Try reading one of Archbishop Spongs's books! To me they were like a light coming on. It suddenly all made sense!

Bridgeit Tue 22-May-18 12:44:43

And such is the problem with ‘interpretation ‘ hence wars still being fought in the name of ‘Religion ‘

Elegran Tue 22-May-18 12:45:48

MaryEliza is "still waiting for a logical reason why civil partnerships should not be extended to those who do not buy into the concept of marriage with its patriarchal history" - no reason at all except why add to the bureaucracy surrounding personal relationships when there already exist two models for the contract - the religious one and the secular - and the details can be varied to suit. Add to that the option to draw up a will stating financial wishes, signing a private agreement on other matters or not entering into any contract at all.

Anyone who doesn't like past aspects of marriage (such as? specifics would be interesting, and could widen the discussion) could be blazing a trail to display the best features of present and future unions.

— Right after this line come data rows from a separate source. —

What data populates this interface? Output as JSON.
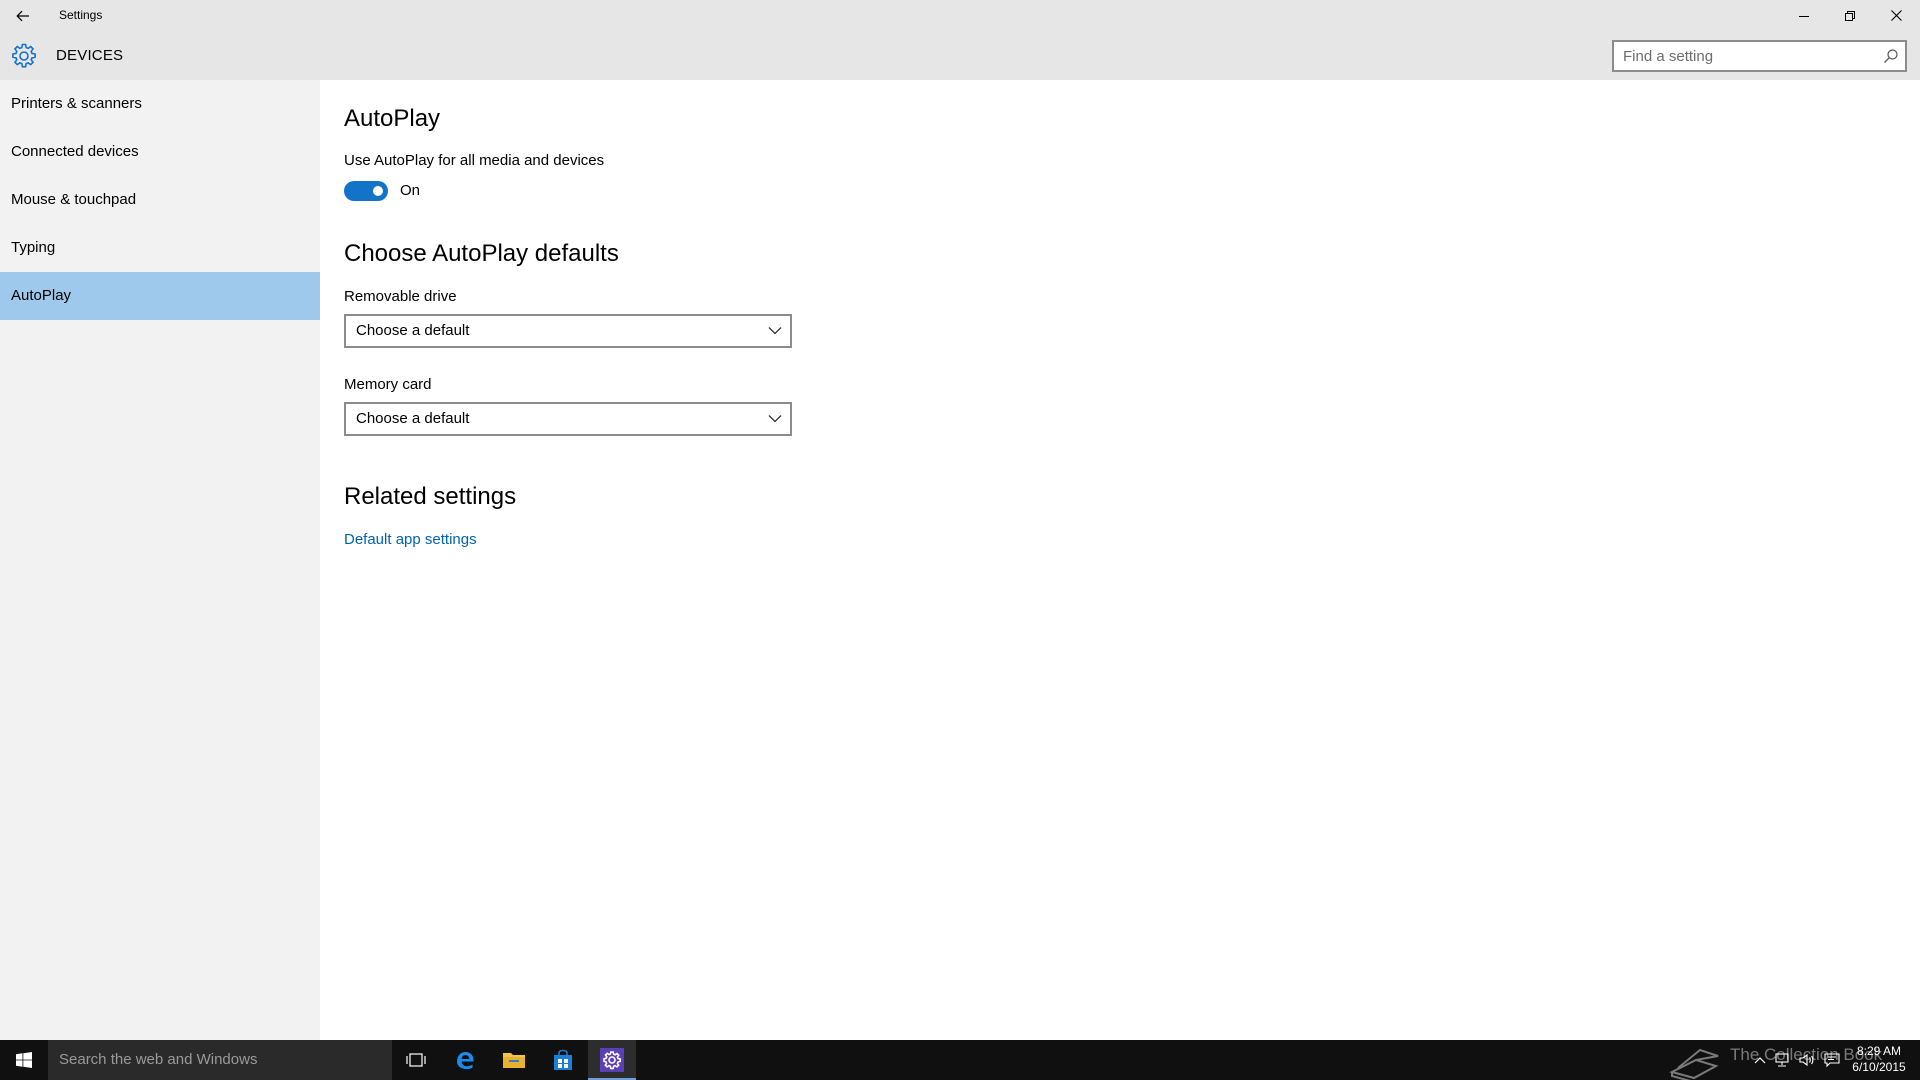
{
  "window": {
    "title": "Settings"
  },
  "header": {
    "section_title": "DEVICES",
    "search_placeholder": "Find a setting"
  },
  "sidebar": {
    "items": [
      {
        "label": "Printers & scanners",
        "selected": false
      },
      {
        "label": "Connected devices",
        "selected": false
      },
      {
        "label": "Mouse & touchpad",
        "selected": false
      },
      {
        "label": "Typing",
        "selected": false
      },
      {
        "label": "AutoPlay",
        "selected": true
      }
    ]
  },
  "main": {
    "page_title": "AutoPlay",
    "toggle": {
      "label": "Use AutoPlay for all media and devices",
      "state_label": "On",
      "on": true
    },
    "defaults_heading": "Choose AutoPlay defaults",
    "removable_drive": {
      "label": "Removable drive",
      "value": "Choose a default"
    },
    "memory_card": {
      "label": "Memory card",
      "value": "Choose a default"
    },
    "related_heading": "Related settings",
    "related_link": "Default app settings"
  },
  "taskbar": {
    "search_placeholder": "Search the web and Windows",
    "watermark": "The Collection Book",
    "time": "8:29 AM",
    "date": "6/10/2015"
  },
  "colors": {
    "accent": "#1373c9",
    "selected_nav": "#9fc9ec",
    "link": "#0063b1",
    "chrome": "#e6e6e6",
    "sidebar": "#f2f2f2",
    "taskbar": "#101010"
  }
}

lollee Tue 22-May-18 12:47:16

PS it is not interesting that an mp is supporting a change in the law. Mps will do anything, or jump on any band wagon to gain publicity or get their face and name known, often regardless of whether they are truly committed to the change or have fully thought it out. After all they can always do a u turn or change course.

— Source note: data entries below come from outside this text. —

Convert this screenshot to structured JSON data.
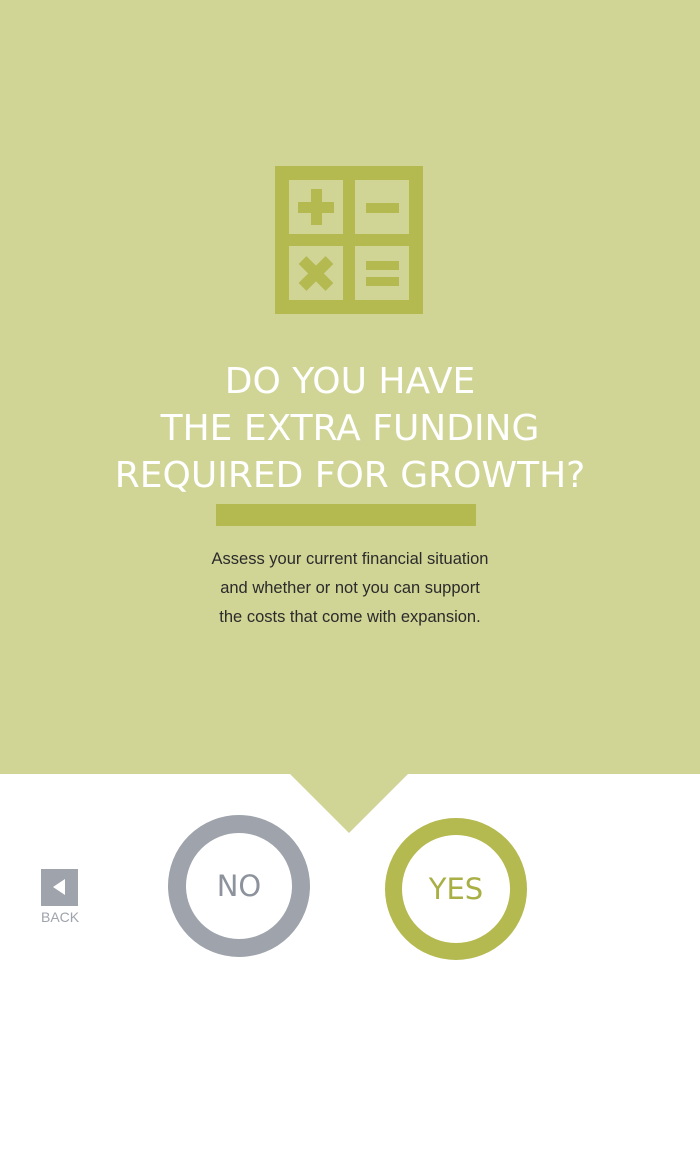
{
  "question": {
    "icon": "calculator-icon",
    "headline_lines": [
      "DO YOU HAVE",
      "THE EXTRA FUNDING",
      "REQUIRED FOR GROWTH?"
    ],
    "description_lines": [
      "Assess your current financial situation",
      "and whether or not you can support",
      "the costs that come with expansion."
    ]
  },
  "actions": {
    "back_label": "BACK",
    "no_label": "NO",
    "yes_label": "YES"
  },
  "colors": {
    "panel": "#d0d495",
    "accent": "#b4b950",
    "gray": "#9ea3ac",
    "headline": "#ffffff"
  }
}
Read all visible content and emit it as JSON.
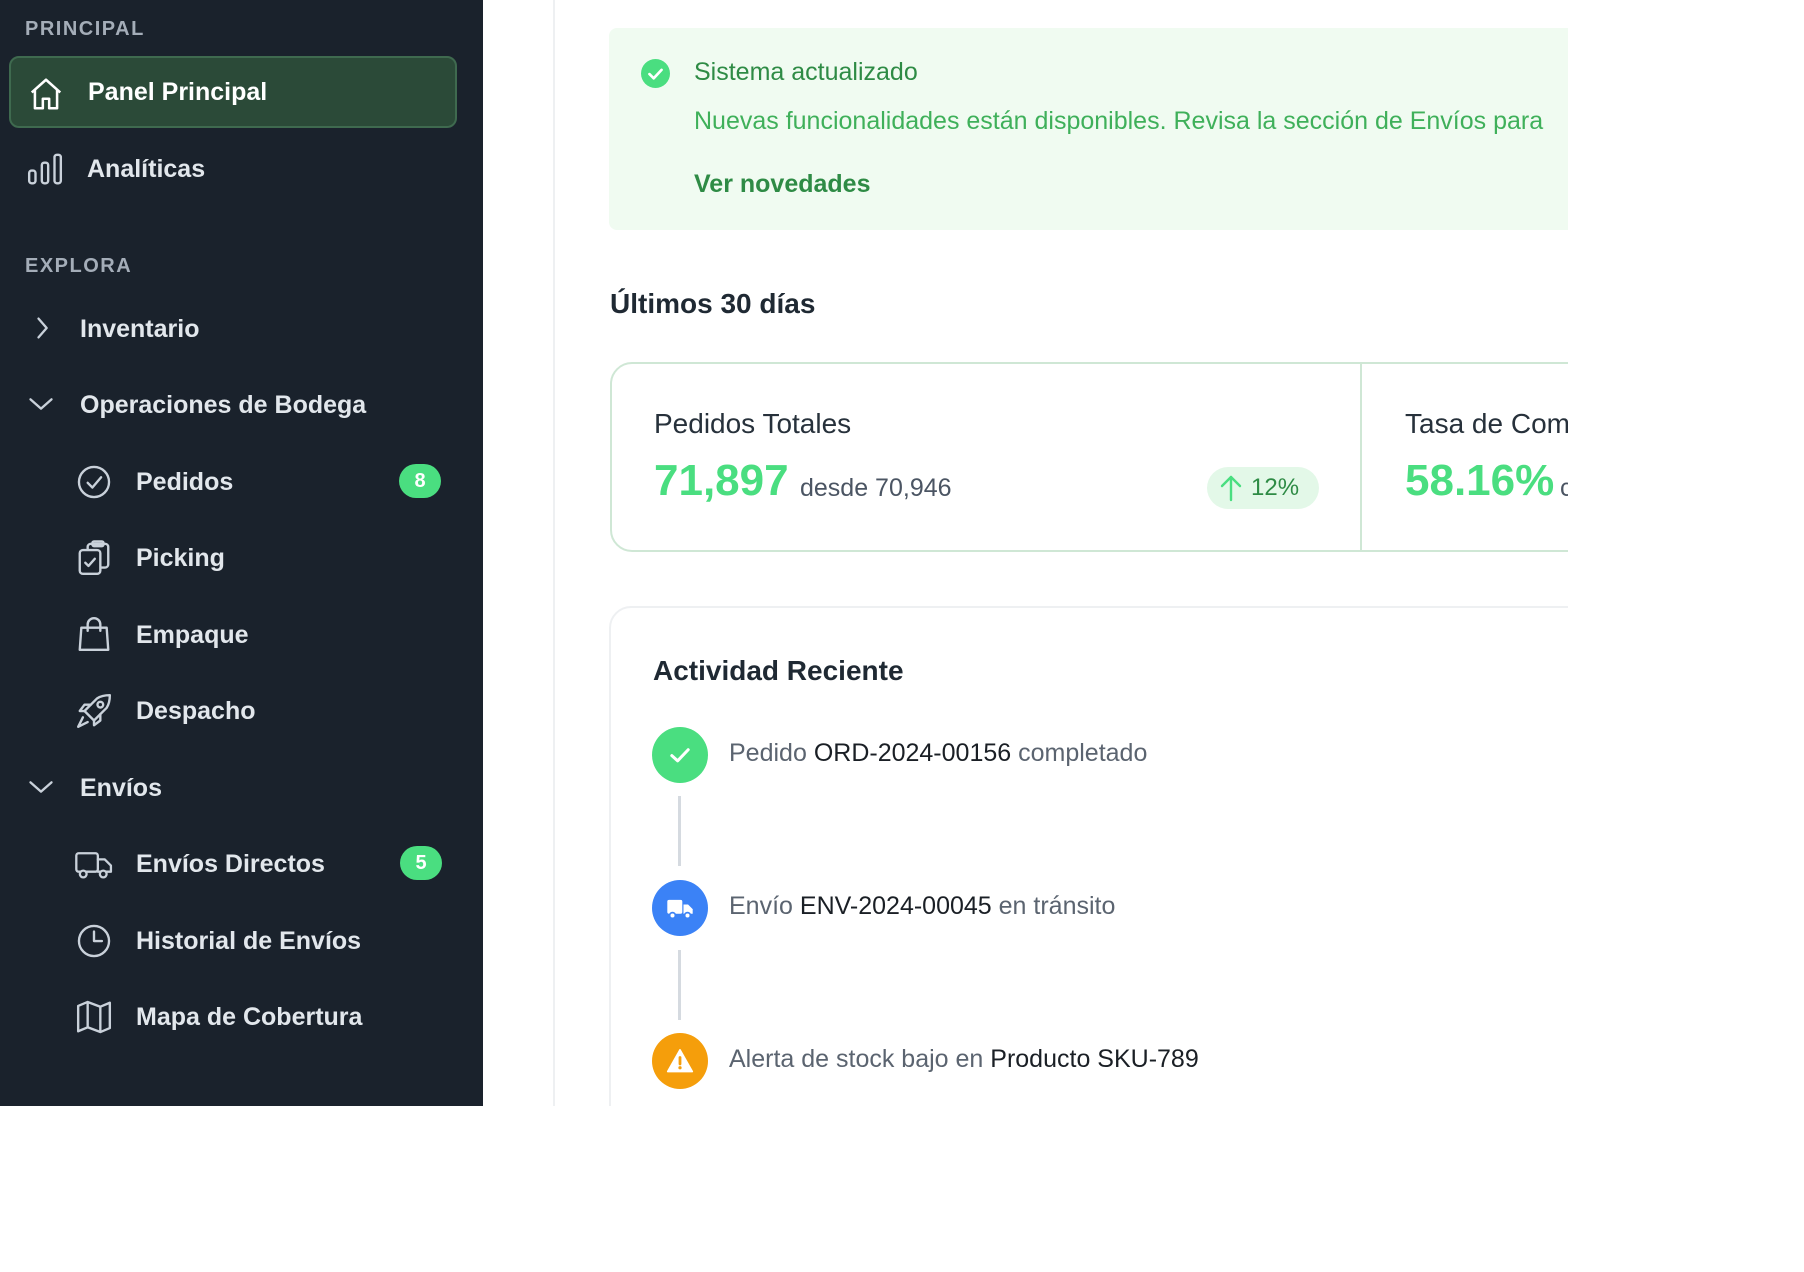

knickas63 Tue 22-May-18 12:48:48

I have absolutely no prejudices on a personal level, however, to my mind, if a Religion is catagorically against something, and you profess to be part of that Religion, then tough. Accept it or find another Religion! Unfortunately not so easy if 'your' Religion wont let people leave. We are very prone to trying to force out views on people today, and any one who disagrees is lambasted and ostracised. Live and let live - which should go both ways!

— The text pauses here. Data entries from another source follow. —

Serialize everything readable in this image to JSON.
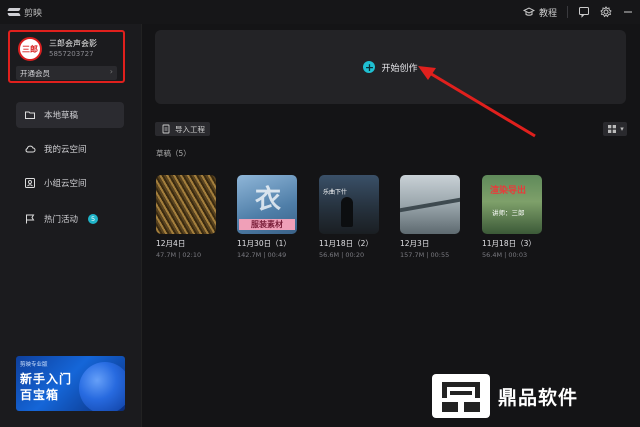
{
  "titlebar": {
    "app_name": "剪映",
    "tutorial_label": "教程"
  },
  "profile": {
    "avatar_text": "三郎",
    "name": "三郎会声会影",
    "id": "5857203727",
    "vip_label": "开通会员"
  },
  "sidebar": {
    "items": [
      {
        "label": "本地草稿"
      },
      {
        "label": "我的云空间"
      },
      {
        "label": "小组云空间"
      },
      {
        "label": "热门活动",
        "badge": "5"
      }
    ]
  },
  "promo": {
    "top_text": "剪映专业版",
    "line1": "新手入门",
    "line2": "百宝箱"
  },
  "main": {
    "create_label": "开始创作",
    "import_label": "导入工程",
    "section_label": "草稿（5）"
  },
  "drafts": [
    {
      "date": "12月4日",
      "meta": "47.7M | 02:10"
    },
    {
      "date": "11月30日（1）",
      "meta": "142.7M | 00:49",
      "overlay": "服装素材",
      "glyph": "衣"
    },
    {
      "date": "11月18日（2）",
      "meta": "56.6M | 00:20",
      "overlay": "乐曲下什"
    },
    {
      "date": "12月3日",
      "meta": "157.7M | 00:55"
    },
    {
      "date": "11月18日（3）",
      "meta": "56.4M | 00:03",
      "overlay": "渲染导出",
      "overlay2": "讲师：三郎"
    }
  ],
  "watermark": {
    "text": "鼎品软件"
  },
  "colors": {
    "accent": "#1fc0d2",
    "highlight_box": "#e0201d",
    "arrow": "#e0201d"
  }
}
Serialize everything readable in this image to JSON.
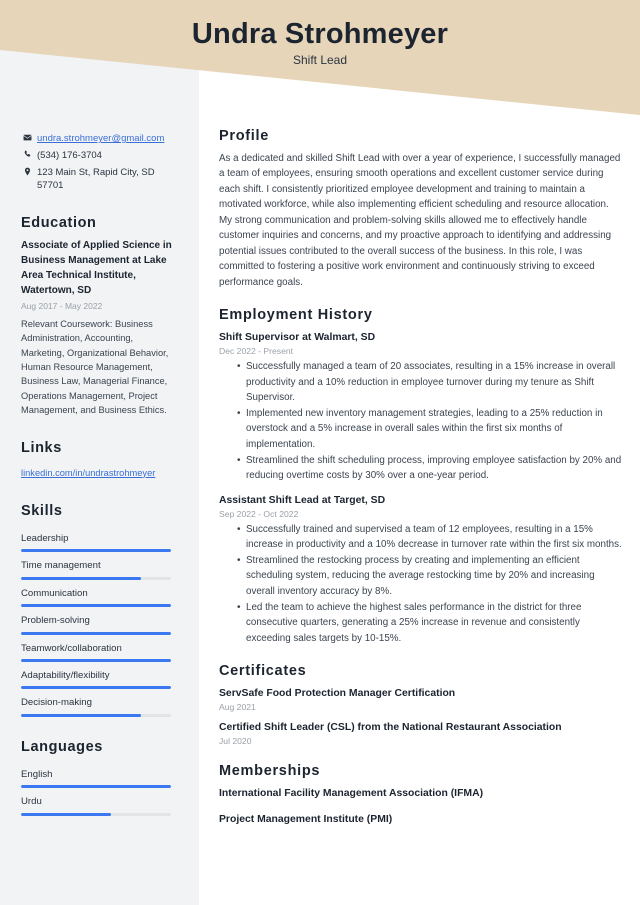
{
  "theme": {
    "banner_color": "#e6d5b8",
    "sidebar_color": "#f1f3f5",
    "accent_color": "#3b77f0",
    "link_color": "#3a6fd8",
    "heading_color": "#1c2430",
    "muted_color": "#9aa1a9"
  },
  "header": {
    "full_name": "Undra Strohmeyer",
    "job_title": "Shift Lead"
  },
  "sidebar": {
    "contact": {
      "email": "undra.strohmeyer@gmail.com",
      "phone": "(534) 176-3704",
      "address": "123 Main St, Rapid City, SD 57701",
      "email_icon": "envelope-icon",
      "phone_icon": "phone-icon",
      "address_icon": "map-pin-icon"
    },
    "education": {
      "heading": "Education",
      "entries": [
        {
          "title": "Associate of Applied Science in Business Management at Lake Area Technical Institute, Watertown, SD",
          "date": "Aug 2017 - May 2022",
          "description": "Relevant Coursework: Business Administration, Accounting, Marketing, Organizational Behavior, Human Resource Management, Business Law, Managerial Finance, Operations Management, Project Management, and Business Ethics."
        }
      ]
    },
    "links": {
      "heading": "Links",
      "items": [
        {
          "label": "linkedin.com/in/undrastrohmeyer"
        }
      ]
    },
    "skills": {
      "heading": "Skills",
      "items": [
        {
          "label": "Leadership",
          "level": 100
        },
        {
          "label": "Time management",
          "level": 80
        },
        {
          "label": "Communication",
          "level": 100
        },
        {
          "label": "Problem-solving",
          "level": 100
        },
        {
          "label": "Teamwork/collaboration",
          "level": 100
        },
        {
          "label": "Adaptability/flexibility",
          "level": 100
        },
        {
          "label": "Decision-making",
          "level": 80
        }
      ]
    },
    "languages": {
      "heading": "Languages",
      "items": [
        {
          "label": "English",
          "level": 100
        },
        {
          "label": "Urdu",
          "level": 60
        }
      ]
    }
  },
  "main": {
    "profile": {
      "heading": "Profile",
      "text": "As a dedicated and skilled Shift Lead with over a year of experience, I successfully managed a team of employees, ensuring smooth operations and excellent customer service during each shift. I consistently prioritized employee development and training to maintain a motivated workforce, while also implementing efficient scheduling and resource allocation. My strong communication and problem-solving skills allowed me to effectively handle customer inquiries and concerns, and my proactive approach to identifying and addressing potential issues contributed to the overall success of the business. In this role, I was committed to fostering a positive work environment and continuously striving to exceed performance goals."
    },
    "employment": {
      "heading": "Employment History",
      "jobs": [
        {
          "title": "Shift Supervisor at Walmart, SD",
          "date": "Dec 2022 - Present",
          "bullets": [
            "Successfully managed a team of 20 associates, resulting in a 15% increase in overall productivity and a 10% reduction in employee turnover during my tenure as Shift Supervisor.",
            "Implemented new inventory management strategies, leading to a 25% reduction in overstock and a 5% increase in overall sales within the first six months of implementation.",
            "Streamlined the shift scheduling process, improving employee satisfaction by 20% and reducing overtime costs by 30% over a one-year period."
          ]
        },
        {
          "title": "Assistant Shift Lead at Target, SD",
          "date": "Sep 2022 - Oct 2022",
          "bullets": [
            "Successfully trained and supervised a team of 12 employees, resulting in a 15% increase in productivity and a 10% decrease in turnover rate within the first six months.",
            "Streamlined the restocking process by creating and implementing an efficient scheduling system, reducing the average restocking time by 20% and increasing overall inventory accuracy by 8%.",
            "Led the team to achieve the highest sales performance in the district for three consecutive quarters, generating a 25% increase in revenue and consistently exceeding sales targets by 10-15%."
          ]
        }
      ]
    },
    "certificates": {
      "heading": "Certificates",
      "items": [
        {
          "title": "ServSafe Food Protection Manager Certification",
          "date": "Aug 2021"
        },
        {
          "title": "Certified Shift Leader (CSL) from the National Restaurant Association",
          "date": "Jul 2020"
        }
      ]
    },
    "memberships": {
      "heading": "Memberships",
      "items": [
        {
          "title": "International Facility Management Association (IFMA)"
        },
        {
          "title": "Project Management Institute (PMI)"
        }
      ]
    }
  }
}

lollee Tue 22-May-18 13:09:54

Well said knickas63. At my age and being brought up in a different era of beliefs and ideas it is very difficult to easily adjust to new ways of thinking that were considered as mental illness or illegal back in the day. Just because I am tolerant and accepting of all people who do not hurt others does not mean I have to embrace lifestyle choices that were once considered abnormal. I have the right to live within normal parameters just as others have the right to live outside of them nowadays. I am afraid I cannot pretend to find it ok to identify as another species, or love an inanimate object that I wish to marry, or have a choice of 50 plus answers when asked my gender. Once all those over a certain age have gone the problem will cease to exist but i daresay there will be other issues olduns will have to deal with from the generations coming behind them.

Bridgeit Tue 22-May-18 13:15:20

Well stated Lollee

Bridgeit Tue 22-May-18 13:16:16

And Knickas

pollyperkins Tue 22-May-18 13:21:57

Haha Lollee. I think you speak for a lot of us!

jusnoneed Tue 22-May-18 13:24:06

To my mind the whole marriage idea is outdated for many people. Certainly is for me. I did marry (Reg office) and divorce years ago, I have lived with my partner now for 38 years without that being officially recognised.
Why as it seems everything has to be 'official' can't people just go to a registrar with a couple witnesses and fill in the forms, sign them and off you go. Why do they insist on a ceremony? You register a birth with no pomp and similar with a death, why not a partnership? Lets bring things into the 21st Century.